17 Nisan 2010 Cumartesi

ESKİ DOST OLAN YABANCILAR (İRONİLER)




Bir yolculuğa çıkmak, biraz uzun, biraz kısa… Ve bir anda düşüncelerinle baş başa kalmak… Düşünmek ve tekrar düşünmek… Gözlerinin önünden hızla akan görüntüler… Belki fotoğraf gibi… Ama her görüntünün bir hikayesi var. Tıpkı senin gibi… Hızla akan zaman ve mekan karmaşasında tanıdık bir şeyler  aramak ve belki de bulmak ümidi ile bakıyorsun… Kendinden bir şeyler buluyorsun, kim bilir?

Derken yanında oturana dönüp bir şeyler söylüyorsun. Dışarıda zaman ve mekan hala akarken. Yanındakini yabancılaştırıyorsun yeniden tanımak için. Sonra çok eskilerden olduğu aklına geliyor ve yine dışarı bakıyorsun…

İkinci kez dışarı baktığında artık ne zamanı ne mekanı görüyorsun, hepsi bulanık ve hızla akıyor. Şimdi tamamen düşüncelerinin en kuytu köşelerindesin. Çocukluğundasın… Saf, temiz, yontulmamış, zarar görmemiş çocukluğundasın… Salt sensin…

Uzun ve dingin sessizliği yanındaki kişi bozuyor. “Kalk artık, burada iniyoruz.” Bir anda düşünceler okyanusunun en diplerinden kendini yukarıya doğru çekiyor ve yüzeye çıkıyorsun. Dışarı baktığında artık görüntülerin akmadığını görüyorsun. Ama zaman hala akıyor tüm hızıyla. Ve gizemli gözlerinle bakıyorsun yanındakine. “Yolu biliyor musun?” “Evet.”
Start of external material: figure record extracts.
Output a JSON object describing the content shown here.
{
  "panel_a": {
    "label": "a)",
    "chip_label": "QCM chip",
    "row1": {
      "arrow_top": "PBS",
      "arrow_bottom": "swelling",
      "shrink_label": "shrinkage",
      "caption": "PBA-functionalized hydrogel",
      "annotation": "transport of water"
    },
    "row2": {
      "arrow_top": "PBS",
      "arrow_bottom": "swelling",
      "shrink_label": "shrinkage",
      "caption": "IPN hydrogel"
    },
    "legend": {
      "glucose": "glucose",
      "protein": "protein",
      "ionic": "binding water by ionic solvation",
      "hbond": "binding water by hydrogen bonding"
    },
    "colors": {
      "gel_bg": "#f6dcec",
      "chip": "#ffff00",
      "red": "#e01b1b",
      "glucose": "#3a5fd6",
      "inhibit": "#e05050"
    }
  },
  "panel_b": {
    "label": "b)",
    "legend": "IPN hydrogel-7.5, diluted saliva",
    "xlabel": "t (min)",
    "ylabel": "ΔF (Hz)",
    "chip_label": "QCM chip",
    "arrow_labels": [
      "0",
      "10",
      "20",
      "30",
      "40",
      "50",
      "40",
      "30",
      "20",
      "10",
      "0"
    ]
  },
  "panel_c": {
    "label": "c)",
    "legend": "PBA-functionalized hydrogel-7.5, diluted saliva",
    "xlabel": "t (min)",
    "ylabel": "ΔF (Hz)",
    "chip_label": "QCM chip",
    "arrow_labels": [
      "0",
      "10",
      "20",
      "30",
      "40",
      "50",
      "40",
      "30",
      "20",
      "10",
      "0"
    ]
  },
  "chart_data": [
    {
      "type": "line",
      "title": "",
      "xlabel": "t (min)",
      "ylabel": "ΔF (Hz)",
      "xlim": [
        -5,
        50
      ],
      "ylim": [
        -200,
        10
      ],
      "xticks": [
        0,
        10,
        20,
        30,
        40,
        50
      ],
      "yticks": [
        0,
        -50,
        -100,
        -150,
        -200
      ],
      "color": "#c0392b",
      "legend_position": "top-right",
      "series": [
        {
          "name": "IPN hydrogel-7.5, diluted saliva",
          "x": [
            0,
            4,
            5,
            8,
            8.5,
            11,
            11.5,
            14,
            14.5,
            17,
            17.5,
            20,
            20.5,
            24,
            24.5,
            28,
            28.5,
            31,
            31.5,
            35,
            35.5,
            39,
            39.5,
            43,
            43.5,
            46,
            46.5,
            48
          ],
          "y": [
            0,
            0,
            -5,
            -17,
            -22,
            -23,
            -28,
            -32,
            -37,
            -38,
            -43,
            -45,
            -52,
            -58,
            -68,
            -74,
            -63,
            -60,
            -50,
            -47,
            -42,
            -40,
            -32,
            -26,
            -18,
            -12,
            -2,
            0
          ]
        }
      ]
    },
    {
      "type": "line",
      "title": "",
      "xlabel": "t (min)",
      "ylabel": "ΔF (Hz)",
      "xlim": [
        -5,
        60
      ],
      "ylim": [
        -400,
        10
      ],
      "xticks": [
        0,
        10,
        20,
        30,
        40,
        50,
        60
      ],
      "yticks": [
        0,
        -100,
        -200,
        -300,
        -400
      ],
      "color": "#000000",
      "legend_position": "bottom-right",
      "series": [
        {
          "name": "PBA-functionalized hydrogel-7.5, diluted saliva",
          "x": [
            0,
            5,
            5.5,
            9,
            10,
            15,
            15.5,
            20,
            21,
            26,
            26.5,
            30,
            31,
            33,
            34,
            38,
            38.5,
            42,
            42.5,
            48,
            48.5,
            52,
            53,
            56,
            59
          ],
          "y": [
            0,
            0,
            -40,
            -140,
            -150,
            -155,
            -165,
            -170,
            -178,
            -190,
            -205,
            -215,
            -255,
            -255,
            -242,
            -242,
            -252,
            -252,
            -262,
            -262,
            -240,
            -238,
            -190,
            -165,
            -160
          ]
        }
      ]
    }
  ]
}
Bir süre sonra eve varıyorsunuz. Biraz yemek, biraz müzik ve biraz sohbetten sonra dostlar derin uykularına dalıyorlar. Artık karanlık gece tüm kasvetiyle çökmüştür şehrin üzerine ve oradan da sıcak evlerin küçük odalarına…

Yanındakiyle baş başa kalmışsındır artık… “Yabancı mıydı, tanıdık mıydı?” diye düşünedururken sen, o çoktan yanına uzanmıştır bile. Bir süre sonra ise “Bu ben miyim, değil miyim?” diye düşünürsün belki de… Sonunda birbirinizi tanımadığınızı anlarsınız ve bir o kadar da kendinizi…

Hızla çarpan bir kalbi hissetmek, isterik nefes alış verişleri duymak ve ufak dokunuşlar istersin bedenine… Ve olur da zaten… Ama bir şeyler engeller ikinizi de… Peki ama neden?

Sonra hiçbir şey olmamış gibi birbirinize bakarsınız… Sen onun gözlerine, o senin gözlerine… Ne kadar da gizemli olduğunu düşünürsünüz aynı anda… Sonra gülüşürsünüz…

Derken yanındaki ilginç bir fikir atar ortaya… “Haydi güneşin doğuşunu seyredelim!” Ve bir çılgınlıktır belki de… Belki de yaşanmamışlığın verdiği merak…

Nasıl olduğunu anlamadan kendinizi sessiz sahilde bulursunuz kol kola, güneşi bekler bir şekilde… Çok şey konuşulmazdı bu zamanda…

Ve güneş… Tüm ihtişamıyla gökyüzünde yükselmeye başlar işte. O an yaşamın gizemini arasınız kalplerinizi güneşte odaklayarak. Oysa ki yaşamın gizemi güneşte değil, sizdedir. Kalpler birbirine odaklanmalı…

Güneş iyice yükselip içinizi ısıtmaya başladığında eve dönmeye başlamışsınızdır bile… Eve vardığınızda artık içinizde tatlı bir huzur vardır. Yine yatağa yan yana düşersiniz ve uyuya kalırsınız…

Günler geçtikçe  hatırlarsınız birbirinizi, eski dost olduğunuzu. Ama ilk defa bu kadar iyi tanırsınız bu sürede birbirinizi… Ve kendinizi de…

Ve yine bir yolculuk zamanı gelmiştir. Kısadan biraz uzun, uzundan biraz kısa bir yolculuk… İlginçtir ama onca yaşananlara rağmen hiç konuşulmaz yolculuk boyunca… Ve o şekilde ayrılırsınız yanındaki eski dostun olan yabancıdan… Yolunuz aynı yönde olmasına rağmen. Peki ama neden?

Boşluk mu? Arayış mı? Macera mı? Dostluk mu? Aşk mı?